DeepMind researchers taught a machine learning model to understand the basic principles of how objects interact and to be “surprised” in case of physically impossible behavior. For example, if an object suddenly disappears or does not appear where it was moving. Unlike similar algorithms, the new one learned the basic physical principles on its own by watching 28 thousand hours of video of the interaction of various objects. Article was published in Nature Human Behavior.
Machine learning has made tremendous progress over the past decade, and advanced algorithms for solving specific problems are often better than humans. Large language models such as GPT and visual-text models such as CLIP are Of particular interest, says N+1. That is because they learn not only to perform a specific task (predict the next token in a sentence or select a description of objects), but also receive ideas about many subjects and concepts in the learning process in the world, and this knowledge can then be applied to a wide range of tasks. However, machine learning researchers believe that even this is still not enough to create a universal artificial intelligence.
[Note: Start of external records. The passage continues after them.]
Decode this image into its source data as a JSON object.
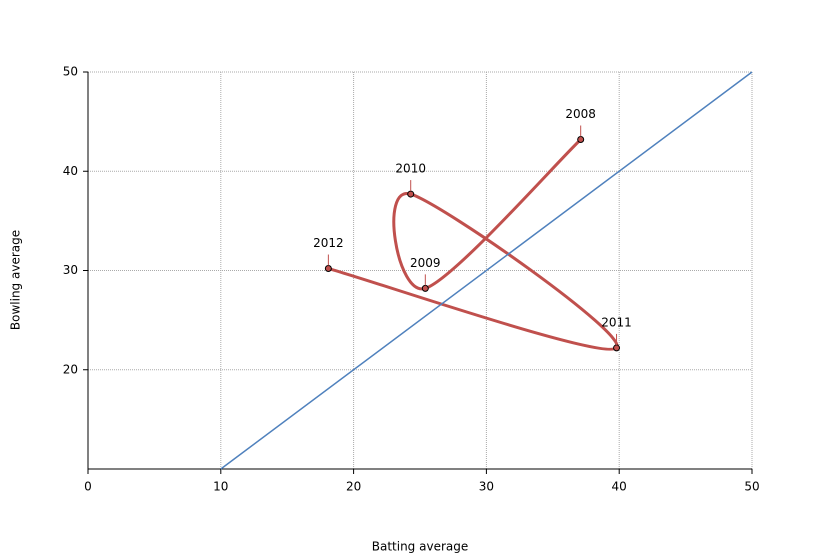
{
  "chart_data": {
    "type": "line",
    "x_label": "Batting average",
    "y_label": "Bowling average",
    "xlim": [
      0,
      50
    ],
    "xticks": [
      0,
      10,
      20,
      30,
      40,
      50
    ],
    "ylim": [
      10,
      50
    ],
    "yticks": [
      20,
      30,
      40,
      50
    ],
    "grid": true,
    "smooth": true,
    "series": [
      {
        "color": "#c0504d",
        "x": [
          37.1,
          25.4,
          24.3,
          39.8,
          18.1
        ],
        "values": [
          43.2,
          28.2,
          37.7,
          22.2,
          30.2
        ],
        "point_labels": [
          "2008",
          "2009",
          "2010",
          "2011",
          "2012"
        ]
      },
      {
        "color": "#4f81bd",
        "x": [
          10,
          50
        ],
        "values": [
          10,
          50
        ]
      }
    ]
  }
}
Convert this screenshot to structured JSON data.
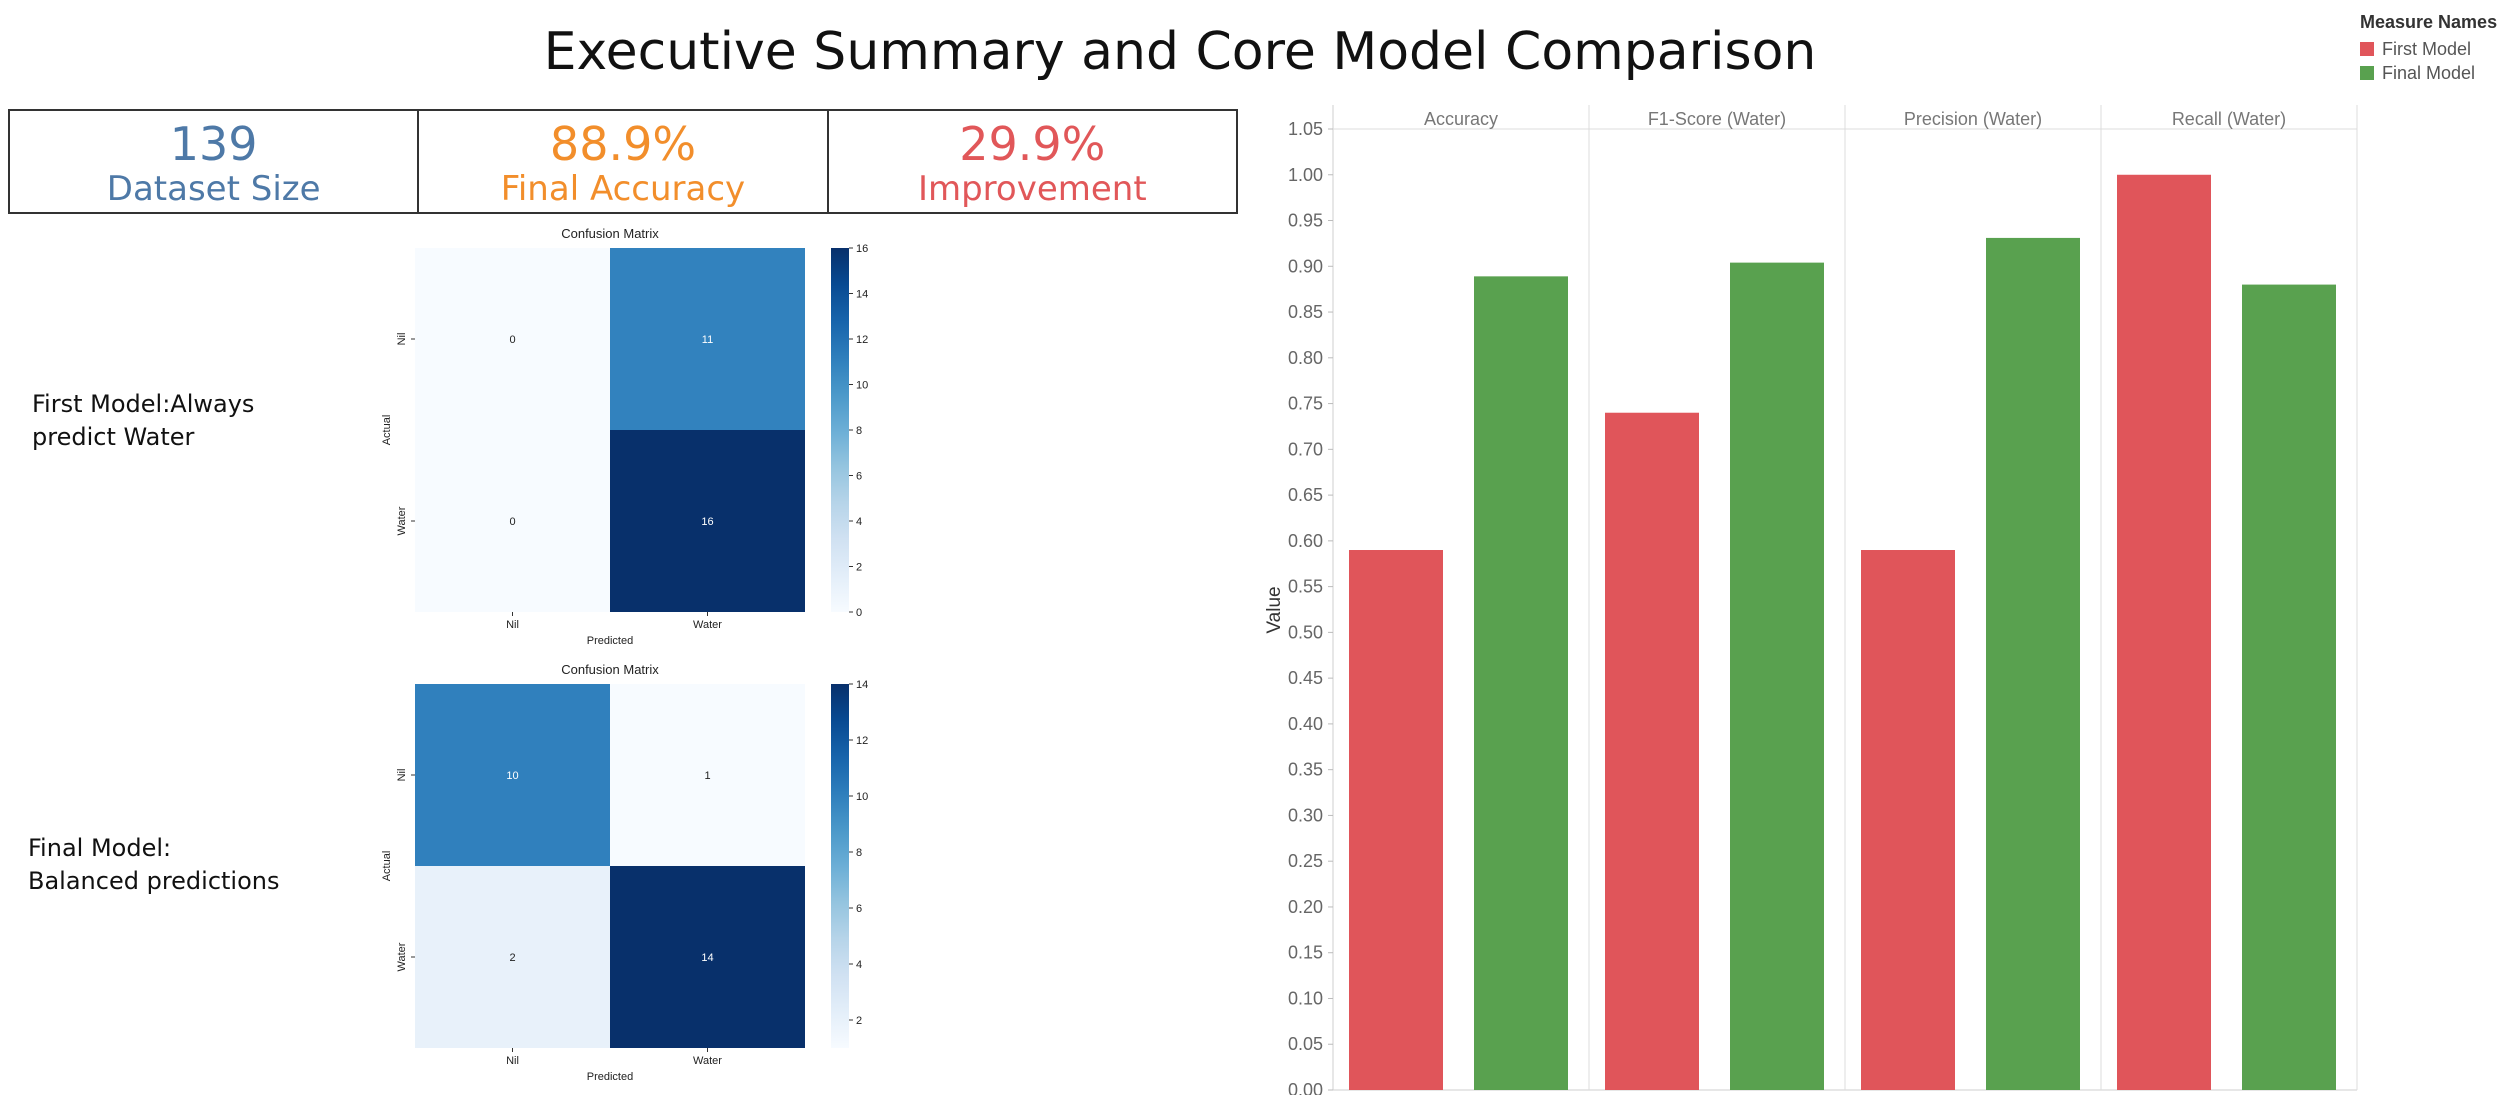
{
  "title": "Executive Summary and Core Model Comparison",
  "legend": {
    "title": "Measure Names",
    "items": [
      {
        "label": "First Model",
        "color": "#e0555a"
      },
      {
        "label": "Final Model",
        "color": "#59a14f"
      }
    ]
  },
  "kpis": [
    {
      "value": "139",
      "label": "Dataset Size",
      "color": "#4e79a7"
    },
    {
      "value": "88.9%",
      "label": "Final Accuracy",
      "color": "#f28e2b"
    },
    {
      "value": "29.9%",
      "label": "Improvement",
      "color": "#e15759"
    }
  ],
  "model_labels": {
    "first": [
      "First Model:Always",
      "predict Water"
    ],
    "final": [
      "Final Model:",
      "Balanced predictions"
    ]
  },
  "chart_data": [
    {
      "type": "heatmap",
      "title": "Confusion Matrix",
      "xlabel": "Predicted",
      "ylabel": "Actual",
      "x_categories": [
        "Nil",
        "Water"
      ],
      "y_categories": [
        "Nil",
        "Water"
      ],
      "values": [
        [
          0,
          11
        ],
        [
          0,
          16
        ]
      ],
      "colorbar": {
        "min": 0,
        "max": 16,
        "ticks": [
          0,
          2,
          4,
          6,
          8,
          10,
          12,
          14,
          16
        ]
      }
    },
    {
      "type": "heatmap",
      "title": "Confusion Matrix",
      "xlabel": "Predicted",
      "ylabel": "Actual",
      "x_categories": [
        "Nil",
        "Water"
      ],
      "y_categories": [
        "Nil",
        "Water"
      ],
      "values": [
        [
          10,
          1
        ],
        [
          2,
          14
        ]
      ],
      "colorbar": {
        "min": 1,
        "max": 14,
        "ticks": [
          2,
          4,
          6,
          8,
          10,
          12,
          14
        ]
      }
    },
    {
      "type": "bar",
      "categories": [
        "Accuracy",
        "F1-Score (Water)",
        "Precision (Water)",
        "Recall (Water)"
      ],
      "series": [
        {
          "name": "First Model",
          "values": [
            0.59,
            0.74,
            0.59,
            1.0
          ],
          "color": "#e0555a"
        },
        {
          "name": "Final Model",
          "values": [
            0.889,
            0.904,
            0.931,
            0.88
          ],
          "color": "#59a14f"
        }
      ],
      "ylabel": "Value",
      "ylim": [
        0,
        1.05
      ],
      "yticks": [
        "0.00",
        "0.05",
        "0.10",
        "0.15",
        "0.20",
        "0.25",
        "0.30",
        "0.35",
        "0.40",
        "0.45",
        "0.50",
        "0.55",
        "0.60",
        "0.65",
        "0.70",
        "0.75",
        "0.80",
        "0.85",
        "0.90",
        "0.95",
        "1.00",
        "1.05"
      ],
      "grid": false,
      "legend_position": "top-right"
    }
  ]
}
For example, Yann LeCun noted in a recent article that large language models retain a large amount of knowledge after training, but they lack the common sense that people form from the experience of interacting with the outside world.
The idea of knowing the world through observing the behavior of objects in it is not the first time used in scientific papers. For example, in 2019, American researchers proposed to implement in the algorithm the behavior of babies who observe the world, intuitively form an understanding of basic physical principles (for example, if you let go of an object, it will fall) and are surprised when their expectations from the behavior of objects do not coincide with reality. The developers have created an algorithm that selects objects, monitors them and is “surprised” when the expected dynamics of objects do not match the observations.
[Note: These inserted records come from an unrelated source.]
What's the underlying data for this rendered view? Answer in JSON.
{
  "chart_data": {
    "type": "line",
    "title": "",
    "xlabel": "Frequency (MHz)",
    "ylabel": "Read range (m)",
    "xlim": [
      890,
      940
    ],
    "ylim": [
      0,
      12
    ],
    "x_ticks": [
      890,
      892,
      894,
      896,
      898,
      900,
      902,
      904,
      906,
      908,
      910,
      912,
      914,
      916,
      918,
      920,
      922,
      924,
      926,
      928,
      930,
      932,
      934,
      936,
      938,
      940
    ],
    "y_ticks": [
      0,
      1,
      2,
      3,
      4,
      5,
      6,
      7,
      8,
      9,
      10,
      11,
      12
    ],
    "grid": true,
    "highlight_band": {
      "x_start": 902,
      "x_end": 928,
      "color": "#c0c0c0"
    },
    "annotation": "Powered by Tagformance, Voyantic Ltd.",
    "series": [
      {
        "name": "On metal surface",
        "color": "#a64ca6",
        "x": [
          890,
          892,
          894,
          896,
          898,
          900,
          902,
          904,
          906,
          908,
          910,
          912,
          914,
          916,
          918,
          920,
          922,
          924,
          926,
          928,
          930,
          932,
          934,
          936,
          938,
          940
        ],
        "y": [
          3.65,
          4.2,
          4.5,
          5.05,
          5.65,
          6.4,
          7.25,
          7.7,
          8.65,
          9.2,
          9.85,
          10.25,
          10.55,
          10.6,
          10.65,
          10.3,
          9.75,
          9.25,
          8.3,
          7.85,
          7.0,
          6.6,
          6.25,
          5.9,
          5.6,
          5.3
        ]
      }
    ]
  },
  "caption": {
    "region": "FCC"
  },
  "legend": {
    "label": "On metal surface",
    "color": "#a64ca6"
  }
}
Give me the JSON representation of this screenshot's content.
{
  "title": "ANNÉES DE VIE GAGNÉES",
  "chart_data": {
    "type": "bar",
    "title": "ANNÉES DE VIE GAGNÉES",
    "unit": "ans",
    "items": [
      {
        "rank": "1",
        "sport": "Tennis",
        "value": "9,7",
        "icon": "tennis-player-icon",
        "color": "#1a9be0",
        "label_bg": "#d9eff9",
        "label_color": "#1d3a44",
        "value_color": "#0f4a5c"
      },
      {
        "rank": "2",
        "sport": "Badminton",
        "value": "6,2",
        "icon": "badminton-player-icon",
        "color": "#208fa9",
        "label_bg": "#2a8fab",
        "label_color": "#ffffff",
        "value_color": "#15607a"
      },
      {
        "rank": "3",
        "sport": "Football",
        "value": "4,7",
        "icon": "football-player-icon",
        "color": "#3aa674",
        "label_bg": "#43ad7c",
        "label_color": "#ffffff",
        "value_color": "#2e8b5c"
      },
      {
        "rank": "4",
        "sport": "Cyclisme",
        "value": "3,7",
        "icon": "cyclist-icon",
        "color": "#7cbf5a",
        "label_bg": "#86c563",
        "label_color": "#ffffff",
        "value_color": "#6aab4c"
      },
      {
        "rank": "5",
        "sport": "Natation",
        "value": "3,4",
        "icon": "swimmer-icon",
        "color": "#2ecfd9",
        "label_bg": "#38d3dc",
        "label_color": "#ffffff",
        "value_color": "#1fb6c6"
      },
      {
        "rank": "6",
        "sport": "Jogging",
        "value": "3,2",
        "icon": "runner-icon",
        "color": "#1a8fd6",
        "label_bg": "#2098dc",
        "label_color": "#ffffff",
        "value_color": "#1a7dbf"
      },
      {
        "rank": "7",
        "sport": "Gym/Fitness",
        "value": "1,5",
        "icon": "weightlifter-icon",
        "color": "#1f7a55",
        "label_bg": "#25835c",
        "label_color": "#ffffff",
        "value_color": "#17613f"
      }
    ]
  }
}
Researchers at DeepMind, led by Luis Piloto, took a similar approach, but created a model that itself represents how objects should behave. It was called PLATO (Physics Learning through Auto-encoding and Tracking Object). PLATO consists of two main parts: a perception module that finds objects in the video, and a dynamic module that predicts the movements of objects.
The perception module receives a frame containing objects and masks on which these objects are selected. It then encodes those images into an embedding, a compressed vector representation of the same data, just enough to recover key details from it. In order for the algorithm to learn this, it turned the images into embedding, then performed the reverse process, reconstructing the image, and during training changed the encoder and decoder parameters so that the difference between the original image and the reconstructed one was minimal.
The dynamic module is based on a neural network with a long short-term memory (LSTM), which “looks” at the current embedding and all previous ones in order to predict the next one describing the future frame. If the model’s predictions then do not agree with the actual behavior of the objects in the movie, this is interpreted as surprise.
In order to train the algorithm, the researchers collected the Physical Concepts dataset, which they published on GitHub. It consists of two parts with short procedurally generated cutscenes in which simple objects move and interact with each other. 300 thousand videos are used for training, another five thousand are intended for testing. It also has a testing part, which has five thousand videos (with physically correct and incorrect examples) to test the algorithm’s understanding of five basic concepts:
- Durability – objects are made of matter and cannot pass through each other.
- Continuity – for example, if an object moves behind two obstacles, it will be visible before the first obstacle, after the second and between them.
- Permanence – An object cannot simply disappear or appear out of nowhere.
- Immutability – an object retains its properties, such as shape, over time.
- Inertia – the object has speed and direction and prevents them from changing when interacting with others.
NIXSolutions notes that in order to confirm that the two-module scheme was correct, the authors trained both the full-fledged algorithm and a simplified one that did not use the object recognition module. It turned out that a full-fledged PLATO correctly demonstrates “surprise” much more often than a simplified model. The researchers also used a dataset from an article by their colleagues from 2019 and showed that PLATO is able to adapt to changed data.